Gardens of Granada: Garden Design in the Americas

There is also talk of marble porticoes and pavilions, light arcades, baths, and cedar groves, which together convey an impression of the Villa d'Este crossed with Stourhead. If these descriptions are true (and there are the remains of terraces which seem to substantiate them) the gardens of the Aztec king must have been very like those of great Asiatic potentates; they read like Marco Polo's account of the gardens of Kublai Khan... indeed, they read suspiciously like a description of the gardens at Granada in the conqueror's own land of Spain, and the similarity with Spain becomes even more striking when we hear of internal courts or patios in which there are outdoor fountains. But in all this it is necessary to make some allowance for what the conquistadores thought they were seeing, which would naturally assume the shape of things they knew, and also perhaps some allowance for what they believed that their correspondents in Spain would be impressed by their seeing.
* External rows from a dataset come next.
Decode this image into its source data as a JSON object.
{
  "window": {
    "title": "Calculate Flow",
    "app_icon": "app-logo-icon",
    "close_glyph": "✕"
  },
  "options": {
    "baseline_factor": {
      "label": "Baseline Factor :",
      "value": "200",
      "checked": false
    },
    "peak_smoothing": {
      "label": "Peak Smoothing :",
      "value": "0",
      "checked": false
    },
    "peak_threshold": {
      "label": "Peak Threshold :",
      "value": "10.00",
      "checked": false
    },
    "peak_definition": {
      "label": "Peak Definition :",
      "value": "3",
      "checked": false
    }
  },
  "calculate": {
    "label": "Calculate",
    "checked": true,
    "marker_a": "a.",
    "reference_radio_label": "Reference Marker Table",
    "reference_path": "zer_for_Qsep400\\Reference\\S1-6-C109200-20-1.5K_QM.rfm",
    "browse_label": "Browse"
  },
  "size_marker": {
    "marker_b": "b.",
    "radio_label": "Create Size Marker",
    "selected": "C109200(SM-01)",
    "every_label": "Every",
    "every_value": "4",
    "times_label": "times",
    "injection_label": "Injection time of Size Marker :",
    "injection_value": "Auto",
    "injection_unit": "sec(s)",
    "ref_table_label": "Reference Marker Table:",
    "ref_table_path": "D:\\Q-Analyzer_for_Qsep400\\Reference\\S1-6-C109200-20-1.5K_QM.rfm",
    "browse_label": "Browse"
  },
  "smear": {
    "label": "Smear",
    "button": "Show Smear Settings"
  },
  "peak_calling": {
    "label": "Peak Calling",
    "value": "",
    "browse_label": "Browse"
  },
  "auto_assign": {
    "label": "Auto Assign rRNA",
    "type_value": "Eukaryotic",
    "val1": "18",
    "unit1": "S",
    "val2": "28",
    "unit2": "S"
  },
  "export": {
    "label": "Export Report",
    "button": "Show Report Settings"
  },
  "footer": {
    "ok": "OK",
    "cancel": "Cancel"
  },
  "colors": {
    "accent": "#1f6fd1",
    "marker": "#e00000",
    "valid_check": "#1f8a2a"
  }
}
The court of Spain knew the gardens of Granada and they knew patios: that Montezuma possessed similar gardens magnified the achievement of those who had overcome him. If the palace gardens of Mexico were really like this it would argue that some secondary tradition hastened their development into these elaborate forms. Perhaps we should look for the missing influence in the shadowy Toltec civilization which stood to the Aztecs as Rome to the Italian Renaissance. But although there are remains of Toltec buildings, there are none now of their gardens or their literature by which we can judge them. Again it is possible that the religion of the Aztecs, fanatical, priest-ridden, based on fear and sacrifice, dictated their attitude to nature and consequently shaped their gardens rather as animism in quite a different way shaped the gardens of China. If so, there is no evidence of it.